Decir, por último, que Carrère tuvo en las manos una materia aún más explosiva que la que tuvo Capote con los Clutter, y decir que, por ello, El adversario es aún mejor libro que A Sangre fría. Decir que Carrère demuestra la eficacia de una primera persona no entrometida, una primera persona bien ligera que entra y sale de la narración para apostillar, para hacerla más cálida y más lacerante. Decir que, dentro de la no-ficción, agradezco y bendigo la eficacia de esos autores que saben asomar la cabeza cuando hace falta. Y que creo en la pertinencia de hacer de la investigación parte de la historia, sin que tal recurso tenga por fuerza que ser penalizado.

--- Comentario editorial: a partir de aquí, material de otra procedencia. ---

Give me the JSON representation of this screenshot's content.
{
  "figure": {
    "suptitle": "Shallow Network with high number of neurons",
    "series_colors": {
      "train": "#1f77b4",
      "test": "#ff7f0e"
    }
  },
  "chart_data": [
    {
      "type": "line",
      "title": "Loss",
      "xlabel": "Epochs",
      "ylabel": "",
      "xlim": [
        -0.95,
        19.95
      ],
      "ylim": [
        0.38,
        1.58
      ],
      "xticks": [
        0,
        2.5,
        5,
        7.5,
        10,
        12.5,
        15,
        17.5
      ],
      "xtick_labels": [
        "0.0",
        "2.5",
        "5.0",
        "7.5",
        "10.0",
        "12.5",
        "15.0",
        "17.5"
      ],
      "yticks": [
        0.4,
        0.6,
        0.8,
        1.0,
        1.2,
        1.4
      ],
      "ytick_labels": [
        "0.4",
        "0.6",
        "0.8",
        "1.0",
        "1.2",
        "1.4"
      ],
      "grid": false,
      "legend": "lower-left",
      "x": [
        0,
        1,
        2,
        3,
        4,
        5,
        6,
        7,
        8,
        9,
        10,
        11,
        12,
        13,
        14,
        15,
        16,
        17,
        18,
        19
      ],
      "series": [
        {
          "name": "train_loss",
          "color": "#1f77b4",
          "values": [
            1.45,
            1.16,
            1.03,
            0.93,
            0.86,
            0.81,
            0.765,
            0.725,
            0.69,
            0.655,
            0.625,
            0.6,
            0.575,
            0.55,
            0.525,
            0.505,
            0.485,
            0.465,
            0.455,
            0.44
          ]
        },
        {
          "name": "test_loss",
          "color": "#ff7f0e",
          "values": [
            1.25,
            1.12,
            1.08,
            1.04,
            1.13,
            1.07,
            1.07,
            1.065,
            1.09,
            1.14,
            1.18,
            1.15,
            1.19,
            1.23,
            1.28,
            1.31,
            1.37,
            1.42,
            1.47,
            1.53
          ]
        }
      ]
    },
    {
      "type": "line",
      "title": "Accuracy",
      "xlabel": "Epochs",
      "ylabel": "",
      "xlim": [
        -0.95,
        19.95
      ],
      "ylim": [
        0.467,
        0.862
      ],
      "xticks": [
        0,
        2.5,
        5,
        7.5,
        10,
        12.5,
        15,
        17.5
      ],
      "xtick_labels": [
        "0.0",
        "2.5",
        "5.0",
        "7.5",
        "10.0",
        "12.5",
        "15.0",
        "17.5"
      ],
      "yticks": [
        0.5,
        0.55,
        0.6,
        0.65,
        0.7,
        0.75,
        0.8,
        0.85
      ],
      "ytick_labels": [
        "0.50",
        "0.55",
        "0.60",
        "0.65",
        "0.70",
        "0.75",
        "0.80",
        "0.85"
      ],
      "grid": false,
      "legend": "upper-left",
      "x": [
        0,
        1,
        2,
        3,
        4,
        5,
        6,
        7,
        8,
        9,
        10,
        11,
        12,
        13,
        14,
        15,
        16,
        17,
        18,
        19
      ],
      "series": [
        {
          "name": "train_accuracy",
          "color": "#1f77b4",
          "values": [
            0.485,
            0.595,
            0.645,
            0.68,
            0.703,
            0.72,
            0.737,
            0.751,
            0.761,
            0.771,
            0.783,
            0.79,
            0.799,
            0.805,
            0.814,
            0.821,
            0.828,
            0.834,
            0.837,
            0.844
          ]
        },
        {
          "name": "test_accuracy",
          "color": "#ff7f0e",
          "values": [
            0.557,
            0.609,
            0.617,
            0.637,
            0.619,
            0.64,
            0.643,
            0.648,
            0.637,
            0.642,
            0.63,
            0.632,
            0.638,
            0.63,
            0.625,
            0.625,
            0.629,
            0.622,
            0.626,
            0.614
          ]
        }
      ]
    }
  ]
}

Me pregunto si, de ser ficción, el libro me hubiera estremecido tanto. Me respondo que definitivamente no. Incluso, casi antes de terminarlo, leo que Romand será puesto en libertad para el 2015. El libro, escrito en 1999, lo dice con ese tono de cita lejana. Miro entonces la fecha. Es la madrugada del 31 de diciembre del 14. Pienso que soy ateo. Pienso que el diablo está en mi casa.